DESEJO AZUL
Claudio Alecrim Costa

Quando abri uma das mãos, além de linhas que se cruzavam como numa cidade grande com carros invisíveis e topografia irregular, bem ao centro havia uma pequena pílula de cor azul. Ouvira coisas fantásticas a respeito. Poderia ter uma mulher por horas intermináveis, até a exaustão, dando o prazer do mundo. Uma babilônia produzida em laboratório que agora eu comprava na farmácia do amigo Zé Armando. Disse-me, o Zé, que fazia loucuras que jamais pensou. Não que eu precisasse de tal recurso terapêutico, mas a consciência me acudia e falava aos miolos baixinho: por que não?

Um mês de investidas e Joana, secretária lá da repartição, finalmente cedera. Pesava além da conta. Não era propriamente o modelo de mulher que faz a imaginação colorir a tudo. Tinha seios fartos e pernas que brilhavam como um assoalho encerado. Parecia saída de um filme de Fellini, com as enormes tetas desabando do decote sobre a avidez desmedida de um garoto que lambe sem parar o sorvete. Era o meu sorvete. Sonhara com esse momento e precisava de toda carga que a tal pílula prometia. 

Antes de engolir, conferi o retrato de meus filhos e da cônjuge virago no canto da mesa do escritório. E engoli. Deveria encontrar Joana no motel “Encantos de Amor” e precisava correr. Estava escrito na bula que o tempo de sentir os efeitos era curto. Corri e consegui pegar o elevador.

Como um castigo dos céus, o desgraçado do elevador foi parando de andar em andar. De repente, a luz esmaeceu e com um solavanco o carro parou. Escutou-se um alarido e tudo virou escuridão. Senti uma pujança que vinha de todos os lugares do corpo, mas que convergia para um só ponto. Entre as minhas pernas surgira um espadagão robusto e vigoroso.

- Fiquem todos calmos! Tentou tranqüilizar o ascensorista

Senti algo encostar na minha espada, ameaçando minha varonilidade.

- Meu Deus! Alguém está armado nesse elevador! 

- Deve ser um assalto!

Uma movimentação, como numa dança de cadeiras, fez com que todos mudassem de lugar. Devo ter dado cabo, literalmente, de alguns soldados com minha enorme e latejante arma branca.

- Eu senti. Deve ter me furado as costas!

- Minha barriga também foi atingida!

- Peguei!

Senti uma mão firme segurando minha espada alada. Agora, maior do que nunca, verticalmente cimentada ao meu corpo trêmulo. 

- Quem é o meliante?

- Pega ele!

- Não posso. Deve ser um samurai. Vai acabar me matando!

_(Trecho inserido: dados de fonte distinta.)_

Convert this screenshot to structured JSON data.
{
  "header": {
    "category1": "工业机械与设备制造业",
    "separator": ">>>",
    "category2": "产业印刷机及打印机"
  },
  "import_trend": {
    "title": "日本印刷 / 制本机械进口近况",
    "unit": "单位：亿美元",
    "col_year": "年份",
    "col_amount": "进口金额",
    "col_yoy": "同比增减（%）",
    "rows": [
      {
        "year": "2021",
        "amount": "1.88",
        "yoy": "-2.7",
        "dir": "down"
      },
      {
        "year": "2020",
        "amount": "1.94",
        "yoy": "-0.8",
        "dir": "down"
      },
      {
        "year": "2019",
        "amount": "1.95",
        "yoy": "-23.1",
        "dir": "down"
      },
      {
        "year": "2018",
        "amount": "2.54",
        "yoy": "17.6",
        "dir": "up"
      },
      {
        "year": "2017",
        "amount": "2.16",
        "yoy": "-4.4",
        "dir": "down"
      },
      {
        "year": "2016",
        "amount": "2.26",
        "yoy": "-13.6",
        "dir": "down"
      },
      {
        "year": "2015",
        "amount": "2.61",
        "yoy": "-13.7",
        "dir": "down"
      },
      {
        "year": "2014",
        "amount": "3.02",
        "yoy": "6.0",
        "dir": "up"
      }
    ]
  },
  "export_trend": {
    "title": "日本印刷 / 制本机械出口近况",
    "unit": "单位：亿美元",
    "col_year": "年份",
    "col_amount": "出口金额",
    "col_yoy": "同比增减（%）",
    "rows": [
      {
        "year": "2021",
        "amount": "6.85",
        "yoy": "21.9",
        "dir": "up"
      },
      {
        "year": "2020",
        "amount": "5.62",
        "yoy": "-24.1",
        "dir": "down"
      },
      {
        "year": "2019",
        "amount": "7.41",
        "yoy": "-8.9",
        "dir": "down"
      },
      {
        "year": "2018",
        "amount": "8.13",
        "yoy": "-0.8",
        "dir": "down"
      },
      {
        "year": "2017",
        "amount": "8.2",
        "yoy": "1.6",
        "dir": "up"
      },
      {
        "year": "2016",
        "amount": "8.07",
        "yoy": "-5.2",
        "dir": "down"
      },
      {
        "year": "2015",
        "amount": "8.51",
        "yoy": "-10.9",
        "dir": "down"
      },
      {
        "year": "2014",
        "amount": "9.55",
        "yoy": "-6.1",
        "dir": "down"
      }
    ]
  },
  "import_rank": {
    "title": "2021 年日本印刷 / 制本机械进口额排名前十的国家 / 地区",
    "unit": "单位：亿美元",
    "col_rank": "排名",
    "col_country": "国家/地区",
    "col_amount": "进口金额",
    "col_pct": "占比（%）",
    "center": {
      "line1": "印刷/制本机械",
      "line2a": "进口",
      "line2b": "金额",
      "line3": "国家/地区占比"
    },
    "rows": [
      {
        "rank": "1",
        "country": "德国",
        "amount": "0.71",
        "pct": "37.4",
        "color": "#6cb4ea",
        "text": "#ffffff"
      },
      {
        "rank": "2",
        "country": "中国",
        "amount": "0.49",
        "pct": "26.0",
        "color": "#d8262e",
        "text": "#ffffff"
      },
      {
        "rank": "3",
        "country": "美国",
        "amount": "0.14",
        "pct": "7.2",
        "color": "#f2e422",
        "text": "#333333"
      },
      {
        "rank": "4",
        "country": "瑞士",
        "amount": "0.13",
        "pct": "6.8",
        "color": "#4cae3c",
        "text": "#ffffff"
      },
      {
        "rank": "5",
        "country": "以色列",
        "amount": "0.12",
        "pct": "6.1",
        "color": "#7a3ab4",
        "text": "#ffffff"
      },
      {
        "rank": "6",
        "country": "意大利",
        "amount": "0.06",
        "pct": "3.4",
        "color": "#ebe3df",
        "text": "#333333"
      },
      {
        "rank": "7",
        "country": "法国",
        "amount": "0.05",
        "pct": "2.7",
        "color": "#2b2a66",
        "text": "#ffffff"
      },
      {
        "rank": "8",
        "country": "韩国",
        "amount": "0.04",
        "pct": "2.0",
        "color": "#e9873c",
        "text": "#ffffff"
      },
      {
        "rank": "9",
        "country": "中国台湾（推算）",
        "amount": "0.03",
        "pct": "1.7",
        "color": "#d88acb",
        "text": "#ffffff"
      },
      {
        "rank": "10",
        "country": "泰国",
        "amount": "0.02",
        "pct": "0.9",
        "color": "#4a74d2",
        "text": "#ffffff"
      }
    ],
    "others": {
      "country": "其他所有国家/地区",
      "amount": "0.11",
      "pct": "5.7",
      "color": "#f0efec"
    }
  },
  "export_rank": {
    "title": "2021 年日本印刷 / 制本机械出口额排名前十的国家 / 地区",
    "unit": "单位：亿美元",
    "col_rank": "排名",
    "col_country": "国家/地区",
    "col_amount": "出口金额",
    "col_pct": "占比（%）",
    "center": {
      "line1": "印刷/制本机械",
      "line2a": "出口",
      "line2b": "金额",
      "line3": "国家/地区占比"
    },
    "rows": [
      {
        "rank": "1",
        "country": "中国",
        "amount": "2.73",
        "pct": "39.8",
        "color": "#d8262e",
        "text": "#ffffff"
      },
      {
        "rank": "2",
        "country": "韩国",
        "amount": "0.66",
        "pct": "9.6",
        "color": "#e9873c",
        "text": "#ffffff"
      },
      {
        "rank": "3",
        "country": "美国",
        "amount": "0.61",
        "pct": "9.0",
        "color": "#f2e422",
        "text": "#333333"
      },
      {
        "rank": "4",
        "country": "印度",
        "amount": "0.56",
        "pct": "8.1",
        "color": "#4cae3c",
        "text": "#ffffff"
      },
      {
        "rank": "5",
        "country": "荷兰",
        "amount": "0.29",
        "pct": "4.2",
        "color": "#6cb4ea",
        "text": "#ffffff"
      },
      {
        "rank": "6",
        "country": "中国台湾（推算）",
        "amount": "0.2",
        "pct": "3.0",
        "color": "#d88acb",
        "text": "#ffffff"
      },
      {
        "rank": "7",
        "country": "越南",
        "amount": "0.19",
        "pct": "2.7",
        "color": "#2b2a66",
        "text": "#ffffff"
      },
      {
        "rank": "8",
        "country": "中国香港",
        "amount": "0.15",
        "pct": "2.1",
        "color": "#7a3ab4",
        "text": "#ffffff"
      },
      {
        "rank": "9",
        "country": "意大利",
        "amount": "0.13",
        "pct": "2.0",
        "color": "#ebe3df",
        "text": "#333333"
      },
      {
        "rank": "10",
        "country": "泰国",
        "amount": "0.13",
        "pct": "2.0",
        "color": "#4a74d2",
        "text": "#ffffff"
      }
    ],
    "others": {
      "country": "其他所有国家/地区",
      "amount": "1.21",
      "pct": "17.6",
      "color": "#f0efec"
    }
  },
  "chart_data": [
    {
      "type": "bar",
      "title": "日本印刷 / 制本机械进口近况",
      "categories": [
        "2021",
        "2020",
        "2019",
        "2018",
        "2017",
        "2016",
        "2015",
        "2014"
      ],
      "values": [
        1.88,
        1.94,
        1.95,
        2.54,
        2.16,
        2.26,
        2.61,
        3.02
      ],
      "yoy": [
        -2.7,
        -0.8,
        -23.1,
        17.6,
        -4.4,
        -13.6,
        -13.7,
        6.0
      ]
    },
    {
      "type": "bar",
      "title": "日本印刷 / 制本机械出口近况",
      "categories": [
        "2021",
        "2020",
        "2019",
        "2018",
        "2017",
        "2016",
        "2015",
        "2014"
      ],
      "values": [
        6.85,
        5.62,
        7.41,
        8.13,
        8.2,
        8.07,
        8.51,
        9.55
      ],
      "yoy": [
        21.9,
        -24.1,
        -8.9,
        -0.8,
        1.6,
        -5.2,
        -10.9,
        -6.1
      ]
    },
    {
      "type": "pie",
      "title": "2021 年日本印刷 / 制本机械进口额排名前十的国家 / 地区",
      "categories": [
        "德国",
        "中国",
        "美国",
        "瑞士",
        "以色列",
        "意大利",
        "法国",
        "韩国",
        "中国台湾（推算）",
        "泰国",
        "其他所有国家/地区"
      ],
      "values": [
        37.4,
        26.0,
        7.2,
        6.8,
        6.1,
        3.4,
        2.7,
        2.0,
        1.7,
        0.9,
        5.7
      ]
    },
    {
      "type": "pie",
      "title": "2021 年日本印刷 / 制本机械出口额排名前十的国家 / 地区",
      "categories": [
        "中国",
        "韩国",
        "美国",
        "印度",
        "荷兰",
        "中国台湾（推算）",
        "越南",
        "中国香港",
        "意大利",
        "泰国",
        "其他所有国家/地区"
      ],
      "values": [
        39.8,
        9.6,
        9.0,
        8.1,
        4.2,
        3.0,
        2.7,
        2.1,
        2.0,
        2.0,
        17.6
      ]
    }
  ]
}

- Eu ajudo! – gritou uma mulher.

Meu coração ia aos galopes e agora disparava como um carro de corrida ante a possibilidade da tal mulher reconhecer a “arma branca” por assimilação anatômica costumeira.

- Deus do céu! É uma cobra! E é enorme e inquieta! 

Todos se empurravam num terror cego.

- Como pode? Uma cobra no elevador? 

- Vamos todos morrer picados! 

- Senti quando passou nas minhas pernas!

- Alguém tem de matá-la! 

Comecei a suar frio com a possibilidade de jamais voltar a olhar para o meu tão estimado “amigo”. Tentei tomar a dianteira e me aproximar da porta. Fui deixando soldados e mais soldados feridos pela lâmina espartana. 

- Por favor, me dê passagem! – implorei, desesperado. 

- É ele! 

- Segura!

- Peguei!

- Larga, por favor!

- Não! Não largo!

- O senhor está segurando um pênis!

Senti a mão me largando rapidamente e houve um silêncio breve.

- É um tarado!

- Pega ele!

- As mulheres se protejam!

- Meu Deus, eu quero ver!

- Tarada!

Enfim, a porta se abriu e uma brigada de bombeiros já preparada, esperava estática, enquanto olhava com perplexidade o espetáculo anatômico. Uma pequena multidão começou a se aglomerar em todo espaço possível ao longo do corredor. Todos, de olhos fixos, pareciam mirar algo jamais visto. Propriamente, nunca vira coisa igual. E talvez, passe um bom tempo sem querer vê-la de novo.